Cecil levantó la vista hacia John, le dio una última calada al cigarrillo y lo tiró al suelo. Este se alejó rodando de él con la punta aún encendida. Se frotó las manos enrojecidas y sopló para calentárselas.

– Hola, John.

– Espero que lleves un jersey debajo de eso.

– La verdad es que no. -Cecil se encogió de hombros y lo miró a los ojos-. ¿Sigues en el Inky?

– Sí. ¿Y tú en el Gazette?

– Sí.

Las bromas que vinieron después eran tan rituales como una danza de apareamiento: los dos intentaban imaginarse qué sabía el otro sin soltar prenda.

Finalmente, Cecil se metió las manos en los bolsillos y se balanceó sobre los talones.

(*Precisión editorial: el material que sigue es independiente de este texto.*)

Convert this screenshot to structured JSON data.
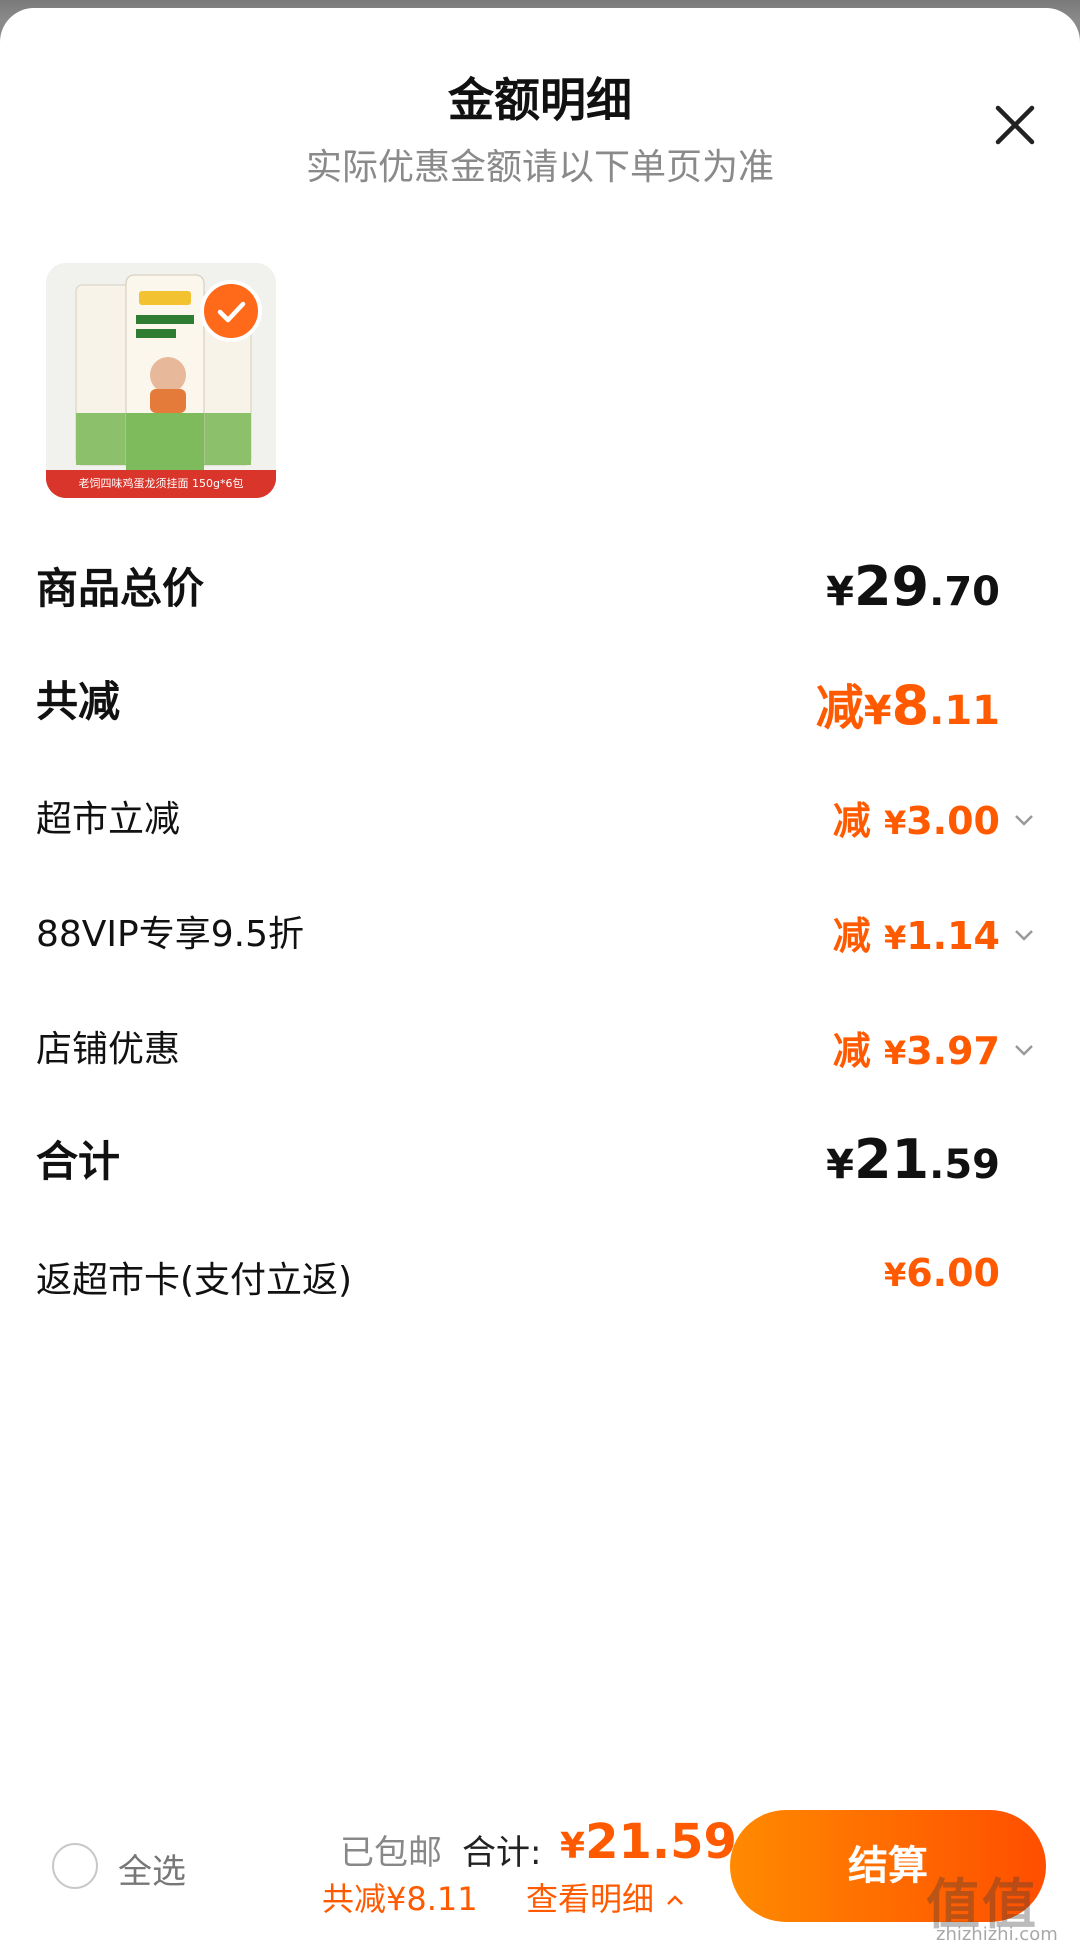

– No tienes nada, ¿verdad?

– No -dijo John sacudiendo la cabeza-. ¿Y tú?

– Nada de nada.

Asintieron lentamente, compadeciéndose el uno al otro. John no vio la necesidad de contarle a Cecil que había estado con Isabel y con los primates el día de la explosión y se preguntó qué le estaría ocultando Cecil a él.

Se produjo un murmullo de emoción y dos hombres enormes abrieron las puertas dobles de cristal del edificio. Una mujer menuda vestida de traje y con unos tacones kilométricos se abrió paso escaleras abajo hasta el micrófono de pie. Los hombres se acercaron a ella y se pusieron uno a cada lado.

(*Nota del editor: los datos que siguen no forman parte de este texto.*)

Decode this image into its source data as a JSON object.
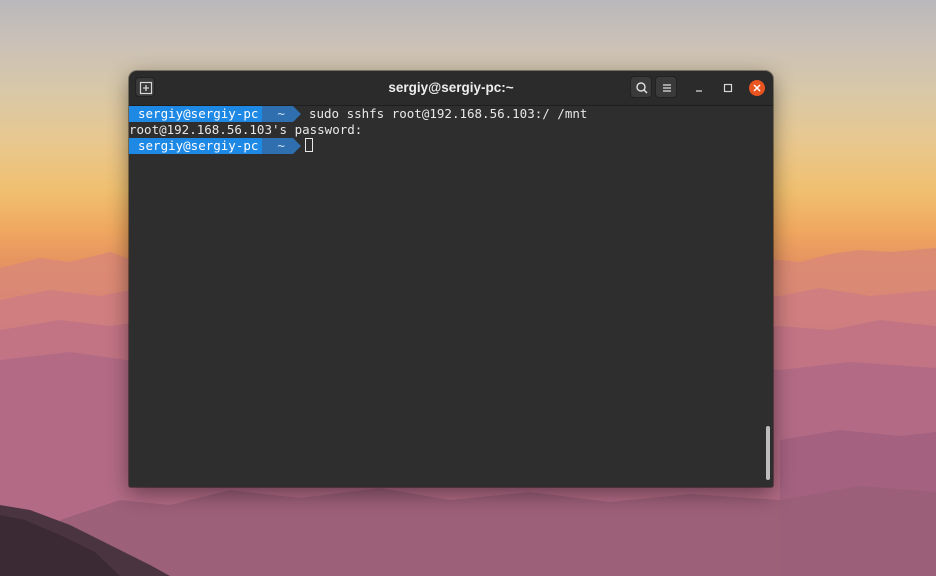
{
  "window": {
    "title": "sergiy@sergiy-pc:~"
  },
  "terminal": {
    "prompt_user": "sergiy@sergiy-pc",
    "prompt_dir": "~",
    "command": "sudo sshfs root@192.168.56.103:/ /mnt",
    "output": "root@192.168.56.103's password:"
  },
  "icons": {
    "new_tab": "new-tab-icon",
    "search": "search-icon",
    "menu": "hamburger-menu-icon",
    "minimize": "minimize-icon",
    "maximize": "maximize-icon",
    "close": "close-icon"
  },
  "colors": {
    "prompt_user_bg": "#1e88e5",
    "prompt_dir_bg": "#2f6fb0",
    "terminal_bg": "#2e2e2e",
    "close_button": "#e95420"
  }
}
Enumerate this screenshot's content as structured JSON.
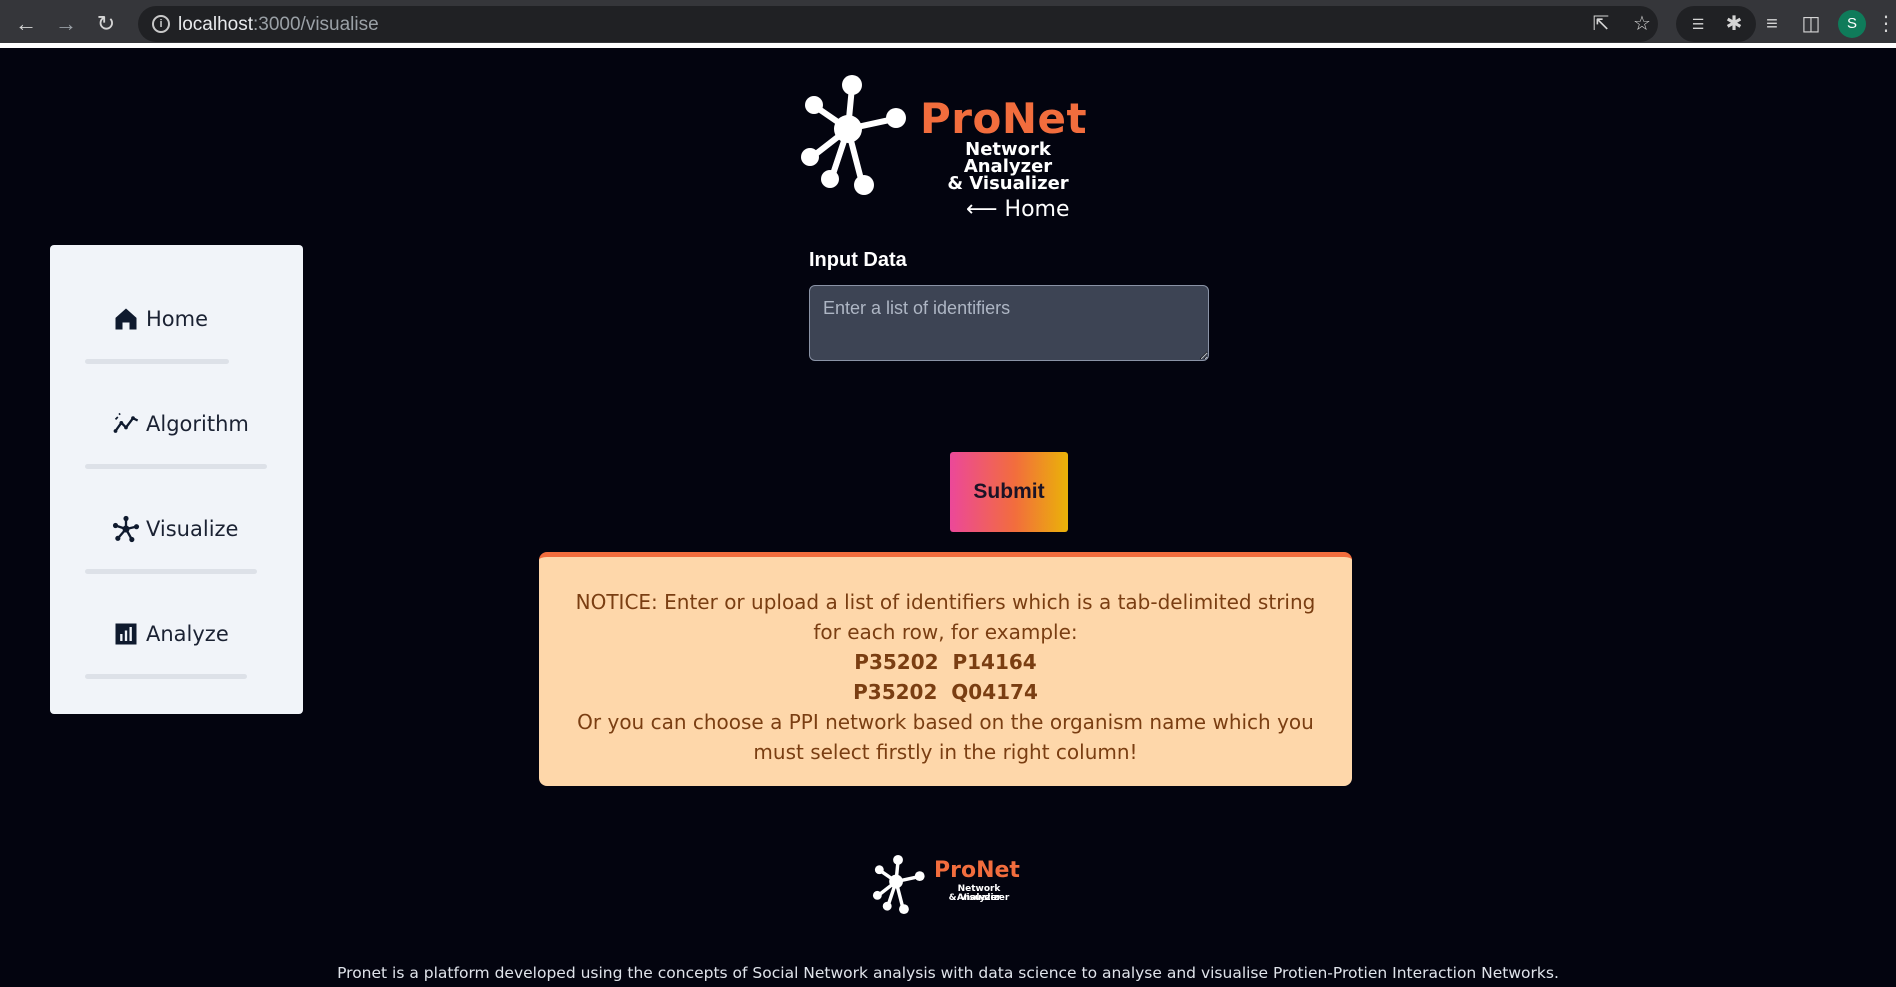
{
  "browser": {
    "url_host": "localhost",
    "url_rest": ":3000/visualise",
    "profile_initial": "S"
  },
  "logo": {
    "brand": "ProNet",
    "tagline_line1": "Network Analyzer",
    "tagline_line2": "& Visualizer"
  },
  "home_link": "Home",
  "sidebar": {
    "items": [
      {
        "label": "Home",
        "icon": "house-icon"
      },
      {
        "label": "Algorithm",
        "icon": "trend-chart-icon"
      },
      {
        "label": "Visualize",
        "icon": "network-icon"
      },
      {
        "label": "Analyze",
        "icon": "bar-chart-icon"
      }
    ]
  },
  "form": {
    "label": "Input Data",
    "placeholder": "Enter a list of identifiers",
    "submit_label": "Submit"
  },
  "notice": {
    "line1": "NOTICE: Enter or upload a list of identifiers which is a tab-delimited string",
    "line2": "for each row, for example:",
    "example1": "P35202  P14164",
    "example2": "P35202  Q04174",
    "line3": "Or you can choose a PPI network based on the organism name which you",
    "line4": "must select firstly in the right column!"
  },
  "footer": {
    "brand": "ProNet",
    "tagline_line1": "Network Analyzer",
    "tagline_line2": "& Visualizer",
    "description": "Pronet is a platform developed using the concepts of Social Network analysis with data science to analyse and visualise Protien-Protien Interaction Networks."
  },
  "colors": {
    "brand_orange": "#f26d3d",
    "background": "#03040f",
    "notice_bg": "#fed7aa",
    "notice_text": "#7a3e12"
  }
}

Se subió las gafas sobre la nariz y se atusó el cabello. Sus cuidadas manos temblaban de frío.

– Gracias por venir -dijo, mirando a su alrededor. Los equipos de noticias empezaron a empujarse para situar los micrófonos de pértiga en el sitio adecuado y los periodistas empezaron a gritar preguntas:

– ¿Estaba la familia Bradshaw en casa en el momento del ataque?

– ¿Cómo está Isabel Duncan?

– ¿Están heridos los primates?

– ¿Han detenido a alguien?

La mujer escrutó las caras que tenía delante. Los flashes esporádicos de las cámaras se le reflejaban en los cristales de las gafas. Las peludas fundas negras de los micrófonos le rodeaban la cara como orugas monstruosas suspendidas del cielo. Cerró un momento los ojos y tomó aliento.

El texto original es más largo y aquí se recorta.